Computational Design of a Non‐lipid LPA2 Receptor Agonist With Antiapoptotic and Radioprotective Action

Lysophosphatidic acid (LPA) is a growth factor‐like lysophospholipis that rescues apoptotically condemned cells. LPA protects IEC‐6 intestinal epithelial cells in vitro and intestinal crypts in vivo from radiation‐induced apoptosis. Using LPA receptor KO mice we established that the LPA2 receptor subtype plays an essential role in the antiapoptotic mechanism. Through its C‐terminal PDZ and LIM‐binding motifs LPA2 forms agonist‐dependent macromolecular signaling complexes. LPA2 interacts with the proapoptotic protein Siva‐1 and targets it for proteasomal degradation, which in turn arrests DNA‐damage‐activated apoptosis.

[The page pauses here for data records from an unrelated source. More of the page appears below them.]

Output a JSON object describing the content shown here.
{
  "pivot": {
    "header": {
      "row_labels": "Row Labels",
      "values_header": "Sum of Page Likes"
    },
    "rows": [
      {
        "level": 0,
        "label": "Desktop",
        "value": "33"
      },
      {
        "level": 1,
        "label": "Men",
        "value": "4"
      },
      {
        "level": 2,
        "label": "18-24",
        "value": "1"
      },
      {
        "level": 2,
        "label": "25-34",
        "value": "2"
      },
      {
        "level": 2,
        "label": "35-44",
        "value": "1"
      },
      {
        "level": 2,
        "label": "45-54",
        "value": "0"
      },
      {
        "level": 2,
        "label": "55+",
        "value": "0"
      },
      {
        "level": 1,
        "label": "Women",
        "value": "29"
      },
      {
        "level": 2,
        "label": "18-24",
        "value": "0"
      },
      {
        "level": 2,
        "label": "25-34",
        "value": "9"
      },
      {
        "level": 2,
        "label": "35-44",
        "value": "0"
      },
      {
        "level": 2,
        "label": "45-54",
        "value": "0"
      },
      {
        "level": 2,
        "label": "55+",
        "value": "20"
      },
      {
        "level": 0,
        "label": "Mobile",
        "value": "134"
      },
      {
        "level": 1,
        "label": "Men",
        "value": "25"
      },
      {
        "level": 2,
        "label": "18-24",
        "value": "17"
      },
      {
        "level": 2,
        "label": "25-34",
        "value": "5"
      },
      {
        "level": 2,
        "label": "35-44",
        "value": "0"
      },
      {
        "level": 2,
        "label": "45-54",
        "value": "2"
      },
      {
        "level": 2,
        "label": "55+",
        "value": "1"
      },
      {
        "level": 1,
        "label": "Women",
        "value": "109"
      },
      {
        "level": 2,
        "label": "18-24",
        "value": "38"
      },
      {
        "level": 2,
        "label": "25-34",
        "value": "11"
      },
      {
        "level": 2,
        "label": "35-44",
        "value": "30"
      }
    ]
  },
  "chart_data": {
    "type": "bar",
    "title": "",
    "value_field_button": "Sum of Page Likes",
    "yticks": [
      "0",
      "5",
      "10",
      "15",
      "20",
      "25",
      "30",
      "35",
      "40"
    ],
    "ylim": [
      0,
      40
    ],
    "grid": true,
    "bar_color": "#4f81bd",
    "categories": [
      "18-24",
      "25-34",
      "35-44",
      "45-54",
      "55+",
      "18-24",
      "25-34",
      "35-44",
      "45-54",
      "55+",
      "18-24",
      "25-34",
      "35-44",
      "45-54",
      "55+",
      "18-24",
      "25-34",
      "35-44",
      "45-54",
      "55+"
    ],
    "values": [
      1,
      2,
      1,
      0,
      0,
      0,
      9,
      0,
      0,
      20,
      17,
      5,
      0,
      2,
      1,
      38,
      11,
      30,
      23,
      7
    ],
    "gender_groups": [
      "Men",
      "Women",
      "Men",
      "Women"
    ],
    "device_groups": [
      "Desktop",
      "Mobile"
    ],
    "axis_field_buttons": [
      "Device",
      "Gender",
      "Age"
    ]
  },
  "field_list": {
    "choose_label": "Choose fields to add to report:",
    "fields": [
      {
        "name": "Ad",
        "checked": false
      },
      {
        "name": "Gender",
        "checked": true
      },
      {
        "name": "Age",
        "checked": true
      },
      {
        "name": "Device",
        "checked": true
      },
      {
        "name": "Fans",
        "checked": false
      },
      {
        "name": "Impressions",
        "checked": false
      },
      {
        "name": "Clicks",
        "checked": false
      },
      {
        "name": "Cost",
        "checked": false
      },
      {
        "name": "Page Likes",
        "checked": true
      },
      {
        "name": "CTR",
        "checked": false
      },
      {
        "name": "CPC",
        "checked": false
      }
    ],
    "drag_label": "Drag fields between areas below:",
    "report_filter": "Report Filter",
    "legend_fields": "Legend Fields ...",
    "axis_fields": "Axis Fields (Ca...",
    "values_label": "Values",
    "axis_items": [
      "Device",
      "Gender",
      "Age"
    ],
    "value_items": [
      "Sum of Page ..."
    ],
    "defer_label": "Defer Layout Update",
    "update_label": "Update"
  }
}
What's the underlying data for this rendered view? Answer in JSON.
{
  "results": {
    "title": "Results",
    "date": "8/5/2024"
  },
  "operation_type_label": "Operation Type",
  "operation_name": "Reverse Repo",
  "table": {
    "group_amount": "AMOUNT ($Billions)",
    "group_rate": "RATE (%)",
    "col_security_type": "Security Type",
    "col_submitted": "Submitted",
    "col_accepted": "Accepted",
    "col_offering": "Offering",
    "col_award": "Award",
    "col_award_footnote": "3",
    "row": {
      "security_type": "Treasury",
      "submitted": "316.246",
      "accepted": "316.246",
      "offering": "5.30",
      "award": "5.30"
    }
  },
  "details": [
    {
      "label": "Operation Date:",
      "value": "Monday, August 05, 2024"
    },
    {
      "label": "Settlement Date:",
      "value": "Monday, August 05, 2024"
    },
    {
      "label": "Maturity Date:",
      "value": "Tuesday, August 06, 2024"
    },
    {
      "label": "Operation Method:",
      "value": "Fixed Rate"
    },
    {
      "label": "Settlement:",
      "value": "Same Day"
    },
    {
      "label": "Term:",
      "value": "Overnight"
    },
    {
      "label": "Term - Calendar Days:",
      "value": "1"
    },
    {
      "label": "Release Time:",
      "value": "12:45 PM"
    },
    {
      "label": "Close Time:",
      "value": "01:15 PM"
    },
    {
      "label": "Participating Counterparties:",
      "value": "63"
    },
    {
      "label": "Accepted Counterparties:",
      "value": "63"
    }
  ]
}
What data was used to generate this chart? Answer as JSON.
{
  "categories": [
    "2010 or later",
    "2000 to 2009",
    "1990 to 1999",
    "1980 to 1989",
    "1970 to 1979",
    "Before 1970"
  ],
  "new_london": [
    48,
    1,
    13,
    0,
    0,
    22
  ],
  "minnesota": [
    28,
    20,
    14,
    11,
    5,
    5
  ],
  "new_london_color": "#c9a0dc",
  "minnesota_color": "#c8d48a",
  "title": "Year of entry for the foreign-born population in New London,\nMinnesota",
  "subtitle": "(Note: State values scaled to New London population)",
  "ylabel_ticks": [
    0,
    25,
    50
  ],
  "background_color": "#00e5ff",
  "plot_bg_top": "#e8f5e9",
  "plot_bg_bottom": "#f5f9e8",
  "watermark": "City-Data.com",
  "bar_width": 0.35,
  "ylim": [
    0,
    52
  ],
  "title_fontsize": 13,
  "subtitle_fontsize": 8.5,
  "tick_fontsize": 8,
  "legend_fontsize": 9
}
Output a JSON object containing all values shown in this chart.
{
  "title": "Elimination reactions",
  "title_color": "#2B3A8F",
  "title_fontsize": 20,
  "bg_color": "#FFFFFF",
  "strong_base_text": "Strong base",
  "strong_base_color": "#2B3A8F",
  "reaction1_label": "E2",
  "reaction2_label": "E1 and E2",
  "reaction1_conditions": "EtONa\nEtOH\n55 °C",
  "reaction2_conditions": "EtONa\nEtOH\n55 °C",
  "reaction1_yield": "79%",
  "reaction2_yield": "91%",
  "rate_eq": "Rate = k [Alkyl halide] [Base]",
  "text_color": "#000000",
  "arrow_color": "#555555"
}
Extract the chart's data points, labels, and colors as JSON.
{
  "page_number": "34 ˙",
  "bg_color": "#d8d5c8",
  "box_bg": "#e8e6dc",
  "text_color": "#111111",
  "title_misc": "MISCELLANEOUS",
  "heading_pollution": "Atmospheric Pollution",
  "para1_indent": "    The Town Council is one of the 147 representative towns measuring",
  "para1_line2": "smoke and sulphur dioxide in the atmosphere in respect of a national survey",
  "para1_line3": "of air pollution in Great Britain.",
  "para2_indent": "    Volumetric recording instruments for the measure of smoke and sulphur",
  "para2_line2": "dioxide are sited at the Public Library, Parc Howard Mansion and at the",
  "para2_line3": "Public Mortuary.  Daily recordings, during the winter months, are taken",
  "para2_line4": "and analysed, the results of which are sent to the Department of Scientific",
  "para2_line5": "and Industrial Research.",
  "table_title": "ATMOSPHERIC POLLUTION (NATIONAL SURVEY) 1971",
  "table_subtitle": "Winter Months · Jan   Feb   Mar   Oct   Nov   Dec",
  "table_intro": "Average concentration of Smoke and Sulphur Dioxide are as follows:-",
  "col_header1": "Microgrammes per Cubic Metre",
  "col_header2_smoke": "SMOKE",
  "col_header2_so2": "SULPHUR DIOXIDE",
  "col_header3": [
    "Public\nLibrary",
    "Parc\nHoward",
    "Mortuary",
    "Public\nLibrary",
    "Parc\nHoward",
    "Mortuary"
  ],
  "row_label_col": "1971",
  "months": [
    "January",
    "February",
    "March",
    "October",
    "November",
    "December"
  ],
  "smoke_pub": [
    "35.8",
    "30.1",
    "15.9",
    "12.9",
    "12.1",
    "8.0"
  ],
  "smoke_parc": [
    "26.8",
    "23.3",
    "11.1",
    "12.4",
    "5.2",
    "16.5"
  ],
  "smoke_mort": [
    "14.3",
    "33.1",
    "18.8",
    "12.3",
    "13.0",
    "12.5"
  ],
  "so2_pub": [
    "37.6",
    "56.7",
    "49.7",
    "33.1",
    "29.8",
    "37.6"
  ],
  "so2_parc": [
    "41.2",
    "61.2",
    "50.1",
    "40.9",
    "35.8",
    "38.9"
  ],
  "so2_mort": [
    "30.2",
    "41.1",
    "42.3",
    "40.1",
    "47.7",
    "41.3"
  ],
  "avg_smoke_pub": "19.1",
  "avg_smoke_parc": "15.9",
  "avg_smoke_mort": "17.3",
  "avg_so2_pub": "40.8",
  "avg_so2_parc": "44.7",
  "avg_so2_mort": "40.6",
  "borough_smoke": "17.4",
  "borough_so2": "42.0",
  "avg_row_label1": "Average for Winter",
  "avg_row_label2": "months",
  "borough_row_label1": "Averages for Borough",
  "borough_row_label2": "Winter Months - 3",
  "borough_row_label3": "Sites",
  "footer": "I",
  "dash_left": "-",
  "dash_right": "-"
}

Full activation of the NFkB and ERK1/2 prosurvival pathway requires formation of an LPA2, NHERF2, and TRIP‐6 ternary macromolecular complex. These signals inhibit the intrinsic mitochondrial apoptosis pathway. Furthermore, transfection of the LPA2 receptor into mouse embryonic fibroblasts derived from LPA1/2 double knockout mice restores LPA‐dependent radioprotection. Conditioned medium from gamma‐irradiated U937 cells induces bystander apoptosis in non‐irradiated IEC‐6 cultures and LPA2‐transfected MEFs. Using a validated computational model of the LPA2 receptor we developed a pharmacophore model and used it for in silico drug discovery of non‐lipid LPA2 agonists. We found a novel LPA2‐selective agonist GRI977143, which elicits an antiapoptotic effect and protects IEC‐6 cells from radiation‐ and chemotherapy‐induced apoptosis. GRI977143 also increases the survival of mice exposed to lethal levels of radiation. Supported by CA92160 and AI08405.